Arismendi walked her audience from design literacy projects she undertook in high school and through assignments that have shaped her career direction as she decided on a major at Carolina, moving from business to political science before she settled on media and journalism.

The Adobe MAX presenter shared projects she’s developed over the years, including as a Burch Fellow in Los Angeles in the summer of 2019 where, under the guidance of the Honors Carolina program, she documented Venezuelan immigrants who were small business owners, starting over in the U.S.

“It was one of the most influential summers that I’ve had,” she said, as she noted that the technological skills she’d learned for assignments in Carolina classes gave her the confidence to be multimodal in her storytelling that summer.

She shared the importance of reflection on learning, and talked about how she actively takes time to think about how she’ll use the skills gained from one assignment to creatively solve future projects.

An example she gave was her experience in MEJO 182: Foundations of Graphic Design class developing a rudimentary infographic.
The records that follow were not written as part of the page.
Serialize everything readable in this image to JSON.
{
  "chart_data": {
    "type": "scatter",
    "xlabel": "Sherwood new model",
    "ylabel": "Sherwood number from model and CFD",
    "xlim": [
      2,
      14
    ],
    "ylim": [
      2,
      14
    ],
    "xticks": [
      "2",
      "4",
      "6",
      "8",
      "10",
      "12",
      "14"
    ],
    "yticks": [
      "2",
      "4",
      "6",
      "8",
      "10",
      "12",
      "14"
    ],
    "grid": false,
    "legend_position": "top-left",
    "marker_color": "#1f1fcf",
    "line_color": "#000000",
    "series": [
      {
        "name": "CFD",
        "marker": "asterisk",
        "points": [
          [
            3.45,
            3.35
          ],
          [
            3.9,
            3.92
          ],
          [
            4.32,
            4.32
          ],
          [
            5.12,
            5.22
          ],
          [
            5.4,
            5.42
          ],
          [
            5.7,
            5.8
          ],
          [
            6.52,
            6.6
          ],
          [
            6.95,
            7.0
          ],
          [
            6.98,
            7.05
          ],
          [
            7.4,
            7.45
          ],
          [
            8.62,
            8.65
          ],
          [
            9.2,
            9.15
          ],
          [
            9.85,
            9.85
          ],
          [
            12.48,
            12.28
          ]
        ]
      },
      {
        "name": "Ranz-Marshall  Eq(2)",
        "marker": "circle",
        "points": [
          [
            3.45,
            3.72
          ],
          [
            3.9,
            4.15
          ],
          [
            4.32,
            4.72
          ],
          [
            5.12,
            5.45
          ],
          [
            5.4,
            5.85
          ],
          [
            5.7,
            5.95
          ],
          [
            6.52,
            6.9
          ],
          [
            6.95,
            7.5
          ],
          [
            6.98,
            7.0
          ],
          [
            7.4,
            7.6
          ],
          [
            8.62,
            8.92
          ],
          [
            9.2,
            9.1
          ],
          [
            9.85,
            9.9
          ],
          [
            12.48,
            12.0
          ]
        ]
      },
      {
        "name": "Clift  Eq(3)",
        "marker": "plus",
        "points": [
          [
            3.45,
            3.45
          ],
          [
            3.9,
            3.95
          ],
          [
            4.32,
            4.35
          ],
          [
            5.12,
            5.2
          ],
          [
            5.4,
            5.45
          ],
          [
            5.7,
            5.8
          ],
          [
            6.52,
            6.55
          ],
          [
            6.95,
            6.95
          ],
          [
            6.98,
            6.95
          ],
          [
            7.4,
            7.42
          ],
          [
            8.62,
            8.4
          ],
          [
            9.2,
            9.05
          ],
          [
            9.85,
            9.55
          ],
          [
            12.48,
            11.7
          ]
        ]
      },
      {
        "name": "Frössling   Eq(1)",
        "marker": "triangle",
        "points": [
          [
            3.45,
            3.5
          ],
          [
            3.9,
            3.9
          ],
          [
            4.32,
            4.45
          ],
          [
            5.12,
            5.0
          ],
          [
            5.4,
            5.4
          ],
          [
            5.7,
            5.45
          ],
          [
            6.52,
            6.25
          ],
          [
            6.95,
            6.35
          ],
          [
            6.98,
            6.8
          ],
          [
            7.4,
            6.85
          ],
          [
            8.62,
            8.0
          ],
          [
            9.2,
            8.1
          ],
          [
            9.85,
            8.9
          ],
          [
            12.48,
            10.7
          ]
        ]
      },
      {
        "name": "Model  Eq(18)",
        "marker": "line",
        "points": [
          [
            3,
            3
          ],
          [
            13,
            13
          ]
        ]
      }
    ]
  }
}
That experience allowed her to shine in Walter Spearman Distinguished Professor Terence Oliver’s MEJO 484: Information Graphics class, where she refined her skills and was able to produce a more complex “One Small Step For Woman” infographic about NASA that ended up garnering first place in the international Society for News Design competition in the infographic category this spring.

“Terence’s classes mainly solidified my sense that media and journalism was the right fit for me,” Arismendi shared.

Oliver said of the UNC Hussman senior, “Valentina has great enthusiasm and ambition. She has some natural gifts and lots of potential that she brings to the table. From day one she enthusiastically embraced foundational principles, was not afraid to take risks, meet me in my office or hop on multiple virtual calls if she needed help or had questions.”

Arismendi is no stranger to Adobe MAX — she’s been attending and presenting at the annual conferences for years (photo above, from 2019), thanks in part to UNC Hussman-based scholarships like the Don and Barbara Curtis Excellence Fund for Extracurricular Activities. Hussman’s Tucker Family Scholarship has also been a key support this academic year; as was the Ardis Kipp Cohoon Memorial Scholarship in her junior year.

The senior told peers in the first-ever UNC Hussman Student-to-Student (virtual) Internship Fair last week that professors like Todd Taylor in the UNC English and Comparative Literature Department and Terence Oliver at UNC Hussman helped introduce her to Adobe staffers during those conferences over the years, which set the stage for her 2020 summer internship with Karen McCavitt, the senior group manager in education marketing at Adobe Systems. McCavitt hired Arismendi as a (virtual) summer intern this past summer after seeing the Carolina media and journalism student present at earlier Adobe events.

Arismendi spent the summer producing this motion graphic about Hillary Diane Andales for Adobe, using and refining skills she learned in Professor Oliver’s MEJO 589: Motion Graphics course. She continues to work on projects with Adobe’s education marketing team today.

Arismendi shared exciting news with students at the internship fair: she’s accepted an offer to work with Adobe’s education marketing team full-time after graduation in May 2021!

“I think all three keynote speakers at the internship fair [UNC Hussman’s Vanessa Agunobi ’21, Giulia Heyward ’21 (M.A.) and Arismendi] made it clear that you don’t need to apply to 100 places for an internship,” she said. “Make meaningful connections with a few people might be more effective.” All keynote speakers had secured their internships “through untraditional means,” she noted.

Today, she says that media and journalism is the best fit for her because no matter where her career takes her, she’ll always be storytelling. “UNC Hussman has taught me to think through my lead, analyze my target audience, think about how to make them understand my message, and always think about what’s next,” she says. “That applies to anything I do in the future.”